Finding my center while teaching yoga classes

open awareness yoga

I’ve found my center again while teaching. It took a month.

Since I was in the middle of a (not yin) teacher training when I started my yin class at Liberation, and because it had been almost a year since I last taught a session with more than one student in it, it took some iterations for the pendulum to swing and steady.

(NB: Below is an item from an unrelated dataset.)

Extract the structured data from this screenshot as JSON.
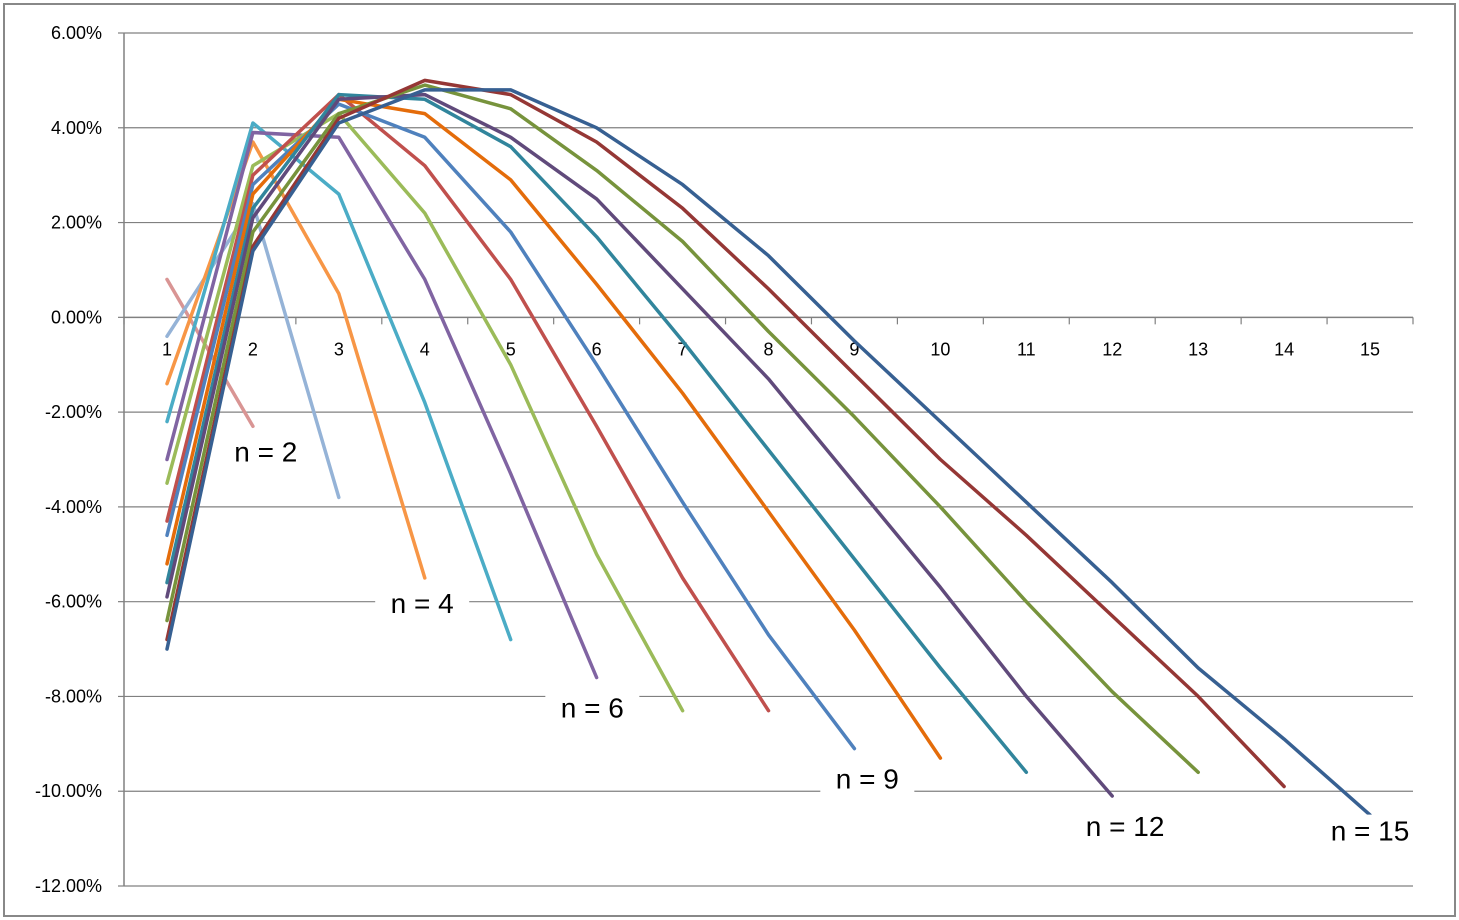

Since last week, I realized something. I had been using this class as a way to practice the new teaching techniques I was learning instead of delivering a solid, tried-and-true Yin with Quinn experience. For example, last week I taught a tricky sequence with lots of rights over lefts and twisting and shifting and I got the sides of the body wrong a couple of times. This didn’t cause too much craziness in class, but it took me out of being present and got me in my head, trying to figure out how to mirror and speak and cue right and left every which way. Then, when it didn’t go smoothly, I got in my head about how I was not giving the people in attendance the experience they deserve and do they like me and will they come back and is this good enough, am I good enough?

Tonight was different. Tonight I went with what I knew well. Can you believe I had completely forgotten that I had a formula for a yin class? If I follow that formula, I can express the poses and philosophy clearly and creatively and help draw the class into a harmonized wavelength and relaxing experience. I can share what I practice real-time. As in, I’m not speaking from some memory, I’m speaking from Here and Now. I can’t do this when I’m trying out a bunch of new things. It’s possible when I follow the formula. There’s freedom to be found on this well-worn path. But what about the new stuff? How do I apply what I’m learning and evolve my teaching?

Answer: try one new thing a class.

Trying out one new thing at a time was a brilliant piece of advice from my teacher Amy, and I’m sticking to it as often as I can. I have never been a teacher who mirrored the class. Rights and lefts are hard enough for me as it is. Today, I successfully mirrored one pose. One new thing. Yes, I got in my head, but only for the moment. It went well, I returned to teaching with confidence, and class felt right. The students got the experience I feel obliged to offer, and I improved my teaching. As with every journey, bettering myself one step at a time.

Of course, when I start teaching hatha classes in the YogaWorks style (my teacher training), much of it will feel new to me, so there’s no avoiding that. At least the asanas and practice are familiar, so there is an anchor for confidence to build upon.

But, in teaching yin yoga, I’m glad I remembered that I’m not new. That I don’t have to deprive my yin students of the deeper experience because I feel I need to practice my new techniques and avoid what I’m already good at teaching. A beginner’s mind doesn’t have to mean I forget the experience I already have. One new thing at a time. It’s such a relief.